“High-Stakes Leadership: When Exhaustion Distorts Decisions” - Margarita Aleks, Executive Coach working with founders and C-level leaders
Last Update: Friday, April 3, 2026 : 20:30 (+4GMT)

Exhaustion at the top rarely presents itself in obvious ways. It does not necessarily look like burnout, withdrawal, or a visible drop in performance. More often, it appears as the opposite - sustained activity, faster decisions, and continuous forward movement, which from the outside is often interpreted as resilience or even high performance.
And yet, beneath that surface, something begins to shift, not in effort, but in the way thinking itself is structured.
“What I see most often is not that leaders stop when they are exhausted. It’s that they continue — but their thinking begins to change.”
In fast-moving environments such as Dubai, where growth is accelerated and expectations remain consistently high, leaders are required to operate at a pace that leaves little room for pause. Senior executives spend a significant portion of their time making decisions, often under time pressure and without sufficient space for reflection, which gradually changes not only the volume of decisions being made, but the depth at which they are considered.
Research in cognitive load and decision fatigue suggests that decision quality can decline significantly under sustained mental strain, in some cases by as much as 30–50%, even among highly capable individuals.
What appears as efficiency begins, over time, to reshape how decisions are actually formed.
Leaders do not stop when they are exhausted. In many cases, they continue to perform at a high level of output. However, the quality of their thinking begins to shift, not dramatically, but incrementally, and often without their awareness.
Under sustained pressure, this shift is not incidental. It is structural.
Research in neuroscience shows that under pressure, the brain naturally moves toward faster, more reactive processing, reducing its ability to evaluate complexity and nuance.

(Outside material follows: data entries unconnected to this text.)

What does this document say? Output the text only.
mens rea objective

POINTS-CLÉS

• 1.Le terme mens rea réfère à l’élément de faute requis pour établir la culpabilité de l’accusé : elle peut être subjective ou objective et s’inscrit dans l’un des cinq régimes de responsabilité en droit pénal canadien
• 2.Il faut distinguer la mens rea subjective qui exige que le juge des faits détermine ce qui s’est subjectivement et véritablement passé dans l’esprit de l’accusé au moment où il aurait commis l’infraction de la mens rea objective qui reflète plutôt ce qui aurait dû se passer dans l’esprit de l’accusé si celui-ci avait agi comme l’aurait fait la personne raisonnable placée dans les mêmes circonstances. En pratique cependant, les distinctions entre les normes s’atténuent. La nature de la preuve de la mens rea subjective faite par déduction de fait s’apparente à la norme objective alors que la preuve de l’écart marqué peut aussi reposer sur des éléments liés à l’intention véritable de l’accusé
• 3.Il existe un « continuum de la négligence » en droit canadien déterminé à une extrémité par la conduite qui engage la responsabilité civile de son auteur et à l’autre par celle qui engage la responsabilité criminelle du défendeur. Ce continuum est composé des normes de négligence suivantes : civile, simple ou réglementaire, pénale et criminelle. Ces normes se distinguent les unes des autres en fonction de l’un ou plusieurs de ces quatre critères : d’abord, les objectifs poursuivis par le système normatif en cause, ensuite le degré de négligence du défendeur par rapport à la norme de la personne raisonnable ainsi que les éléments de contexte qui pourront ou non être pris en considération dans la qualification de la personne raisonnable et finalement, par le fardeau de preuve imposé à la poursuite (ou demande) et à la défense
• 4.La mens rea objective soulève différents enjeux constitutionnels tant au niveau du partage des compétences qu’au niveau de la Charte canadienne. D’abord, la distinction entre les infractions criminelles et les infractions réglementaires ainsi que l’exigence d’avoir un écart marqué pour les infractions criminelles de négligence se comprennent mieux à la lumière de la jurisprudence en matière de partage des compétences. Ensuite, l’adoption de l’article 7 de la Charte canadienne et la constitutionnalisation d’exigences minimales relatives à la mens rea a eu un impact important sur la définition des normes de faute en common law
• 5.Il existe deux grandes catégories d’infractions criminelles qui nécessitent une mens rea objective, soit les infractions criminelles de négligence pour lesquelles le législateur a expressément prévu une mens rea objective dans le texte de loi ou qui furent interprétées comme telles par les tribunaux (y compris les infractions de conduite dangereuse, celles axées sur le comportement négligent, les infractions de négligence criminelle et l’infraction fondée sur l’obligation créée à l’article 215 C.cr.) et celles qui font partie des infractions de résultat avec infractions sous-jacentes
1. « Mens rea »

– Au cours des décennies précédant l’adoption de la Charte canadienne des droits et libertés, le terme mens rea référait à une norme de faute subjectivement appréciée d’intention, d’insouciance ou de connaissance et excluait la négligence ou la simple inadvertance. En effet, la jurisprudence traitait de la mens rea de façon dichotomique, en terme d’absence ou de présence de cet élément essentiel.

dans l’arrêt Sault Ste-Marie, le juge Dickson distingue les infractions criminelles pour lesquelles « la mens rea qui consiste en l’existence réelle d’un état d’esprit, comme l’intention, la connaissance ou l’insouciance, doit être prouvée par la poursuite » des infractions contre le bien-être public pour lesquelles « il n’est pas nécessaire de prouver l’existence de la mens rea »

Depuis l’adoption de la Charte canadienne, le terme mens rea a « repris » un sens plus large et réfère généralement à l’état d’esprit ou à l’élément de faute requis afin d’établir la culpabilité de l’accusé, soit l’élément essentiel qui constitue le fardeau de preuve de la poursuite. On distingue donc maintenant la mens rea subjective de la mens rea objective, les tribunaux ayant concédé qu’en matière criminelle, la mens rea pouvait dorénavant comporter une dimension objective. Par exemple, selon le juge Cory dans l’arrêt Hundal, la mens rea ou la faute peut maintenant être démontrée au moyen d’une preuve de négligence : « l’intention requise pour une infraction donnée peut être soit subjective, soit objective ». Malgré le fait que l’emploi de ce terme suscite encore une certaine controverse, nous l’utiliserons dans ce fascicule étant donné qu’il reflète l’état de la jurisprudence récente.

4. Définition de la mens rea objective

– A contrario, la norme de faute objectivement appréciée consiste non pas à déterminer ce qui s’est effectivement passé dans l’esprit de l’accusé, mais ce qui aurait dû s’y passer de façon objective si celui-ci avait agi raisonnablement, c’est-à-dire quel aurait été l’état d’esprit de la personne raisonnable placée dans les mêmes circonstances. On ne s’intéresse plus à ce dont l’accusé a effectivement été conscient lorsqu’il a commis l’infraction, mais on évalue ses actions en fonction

In practice, this means that leaders may experience a sense of decisiveness, while their thinking becomes narrower, more selective, and less tested.

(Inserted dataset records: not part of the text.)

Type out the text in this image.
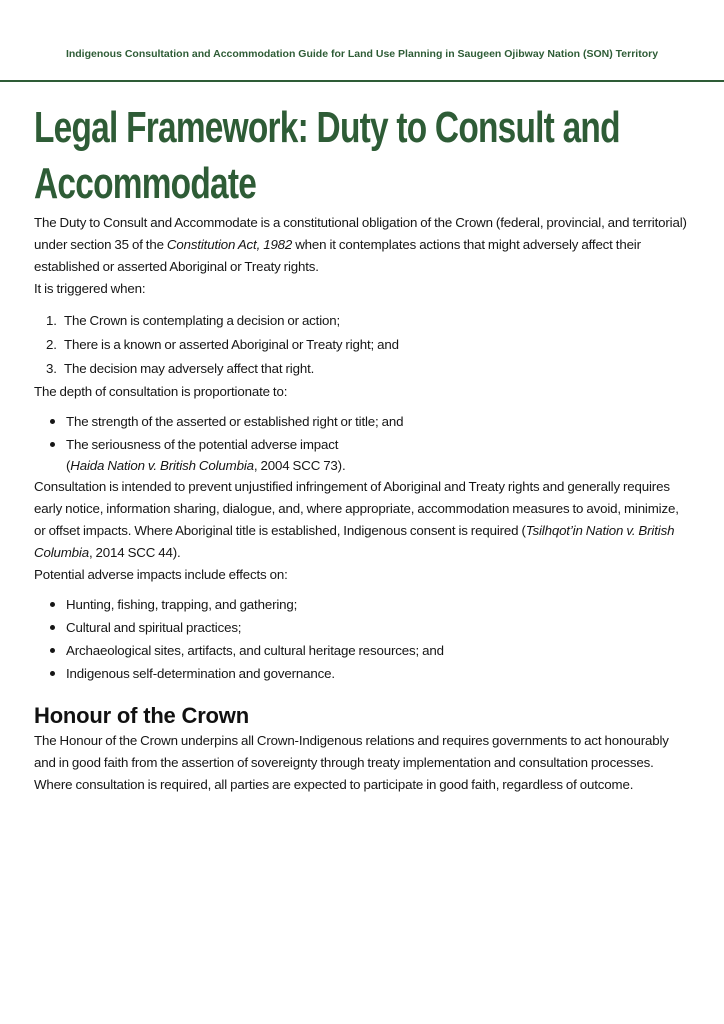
Indigenous Consultation and Accommodation Guide for Land Use Planning in Saugeen Ojibway Nation (SON) Territory
Legal Framework: Duty to Consult and
Accommodate

The Duty to Consult and Accommodate is a constitutional obligation of the Crown (federal, provincial, and territorial) under section 35 of the Constitution Act, 1982 when it contemplates actions that might adversely affect their established or asserted Aboriginal or Treaty rights.
It is triggered when:

1. The Crown is contemplating a decision or action;
2. There is a known or asserted Aboriginal or Treaty right; and
3. The decision may adversely affect that right.

The depth of consultation is proportionate to:

The strength of the asserted or established right or title; and
The seriousness of the potential adverse impact
(Haida Nation v. British Columbia, 2004 SCC 73).

Consultation is intended to prevent unjustified infringement of Aboriginal and Treaty rights and generally requires early notice, information sharing, dialogue, and, where appropriate, accommodation measures to avoid, minimize, or offset impacts. Where Aboriginal title is established, Indigenous consent is required (Tsilhqot’in Nation v. British Columbia, 2014 SCC 44).

Potential adverse impacts include effects on:

Hunting, fishing, trapping, and gathering;
Cultural and spiritual practices;
Archaeological sites, artifacts, and cultural heritage resources; and
Indigenous self-determination and governance.
Honour of the Crown

The Honour of the Crown underpins all Crown-Indigenous relations and requires governments to act honourably and in good faith from the assertion of sovereignty through treaty implementation and consultation processes. Where consultation is required, all parties are expected to participate in good faith, regardless of outcome.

What appears as clarity is often a reduction of complexity. The challenge is that this dynamic is difficult to detect from within.
Because the leader is still performing, still making decisions, and still moving the organization forward, there are few immediate signals that something has changed. The system continues to function, and outcomes may remain acceptable in the short term.
The cost, however, rarely appears immediately. It does not show up as a clear failure or a visible mistake. Instead, it begins to surface more subtly, in a strategic direction that slightly drifts over time, in teams that appear aligned yet are less synchronized in execution, and in decisions that are not wrong, but not entirely right either.
The issue is not effort. It is perception.
At this level, exhaustion does not reduce activity. It changes how reality is interpreted. And once perception shifts, decision quality becomes more vulnerable, not because of a lack of competence, but because the conditions under which thinking takes place have quietly changed.
Which raises a different set of questions.
- Do leaders at the top still have the space to reflect, or only the obligation to respond?
- When speed becomes the dominant mode of operation, what happens to the quality of decisions being made?
In many cases, this does not correct itself naturally, precisely because those closest to the decisions are the least able to observe how their own thinking is evolving under pressure.
This is where structured reflection, external perspective, and deliberate examination of decision-making processes become critical, not as a corrective measure, but as a way to protect the quality of thinking in environments where the cost of misjudgment is significant.
“This is the shift most leaders don’t see - they don’t stop when they are exhausted. They continue, but their thinking is no longer the same.”
Leaders rarely fail because they are exhausted. They fail because they do not see how exhaustion is shaping their thinking.